If the answer is yes, then I need to think about how to address the issue. I am thinking to tune the parameters to run auto vacuum in smaller data changes with more resource allocated (by following the guidance here: https://aws.amazon.com/blogs/database/understanding-autovacuum-in-amazon-rds-for-postgresql-environments/), therefore each vacuum finishes faster and does not block for too long, so my job of inserting millions rows can finish. Does that sound like the right approach?
CodePudding user response:
Vacuum does not directly block reading and writing in any substantial way. It will take light-weight locks on pages and other data structures while it manipulates them, but each such lock is held only very briefly. It takes a "heavy" lock on the table itself which it holds for the duration of the autovacuum, but it is a weak lock which won't directly block ordinary reads and writes. It will generate a lot of IO requests, which will compete with other processes also wanting to do IO. This could slow them down, perhaps substantially, but shouldn't completely freeze them. If autovacuum is consuming most of your IOPS capacity, you could throttle it more heavily by changing autovacuum_vacuum_cost_delay and friends. This would make it run more slowly, but have a gentler effect on other processes.
You should tackle the problem with your app directly. If your app is not blocked on locks, it doesn't matter who is holding locks. If it is not blocked on IO, it doesn't matter who else is consuming IO.
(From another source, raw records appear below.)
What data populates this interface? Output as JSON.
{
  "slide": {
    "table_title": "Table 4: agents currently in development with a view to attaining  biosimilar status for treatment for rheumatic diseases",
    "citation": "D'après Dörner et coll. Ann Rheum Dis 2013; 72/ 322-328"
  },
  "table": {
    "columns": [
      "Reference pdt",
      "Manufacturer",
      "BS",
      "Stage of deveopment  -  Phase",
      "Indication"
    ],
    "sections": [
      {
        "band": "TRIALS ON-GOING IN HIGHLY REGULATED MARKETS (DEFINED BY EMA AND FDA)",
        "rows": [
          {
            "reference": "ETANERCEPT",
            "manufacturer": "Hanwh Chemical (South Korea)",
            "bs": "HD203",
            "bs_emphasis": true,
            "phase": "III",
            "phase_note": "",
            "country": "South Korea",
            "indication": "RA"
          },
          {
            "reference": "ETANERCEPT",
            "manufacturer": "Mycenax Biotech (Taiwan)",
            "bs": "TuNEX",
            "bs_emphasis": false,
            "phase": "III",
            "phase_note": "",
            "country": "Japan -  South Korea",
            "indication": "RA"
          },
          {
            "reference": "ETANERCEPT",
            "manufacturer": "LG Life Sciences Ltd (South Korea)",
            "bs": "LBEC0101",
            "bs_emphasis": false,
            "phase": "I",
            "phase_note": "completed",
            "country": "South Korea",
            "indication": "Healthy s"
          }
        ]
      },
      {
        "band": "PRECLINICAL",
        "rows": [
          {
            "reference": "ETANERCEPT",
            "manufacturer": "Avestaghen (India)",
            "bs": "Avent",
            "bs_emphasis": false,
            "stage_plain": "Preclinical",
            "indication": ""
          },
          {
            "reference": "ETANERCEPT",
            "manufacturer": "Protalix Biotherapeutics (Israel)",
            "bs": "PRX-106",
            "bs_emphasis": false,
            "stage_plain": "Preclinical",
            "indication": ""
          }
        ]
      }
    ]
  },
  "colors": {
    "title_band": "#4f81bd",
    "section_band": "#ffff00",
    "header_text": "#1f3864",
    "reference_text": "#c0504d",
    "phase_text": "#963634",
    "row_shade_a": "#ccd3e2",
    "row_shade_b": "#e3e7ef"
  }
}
If the problem happens while you are watching, you can use pg_stat_activity to see what queries the app is trying to run and what is holding them up (wait_event). If it something that you need to investigate after the fact, you can use auto_explain to log query plans for slow queries. Be sure to turn on track_io_timing and configure auto_explain to record buffer usage aswe. Also turn on log_lock_waits so you can if you are blocking on heavy-weight locks.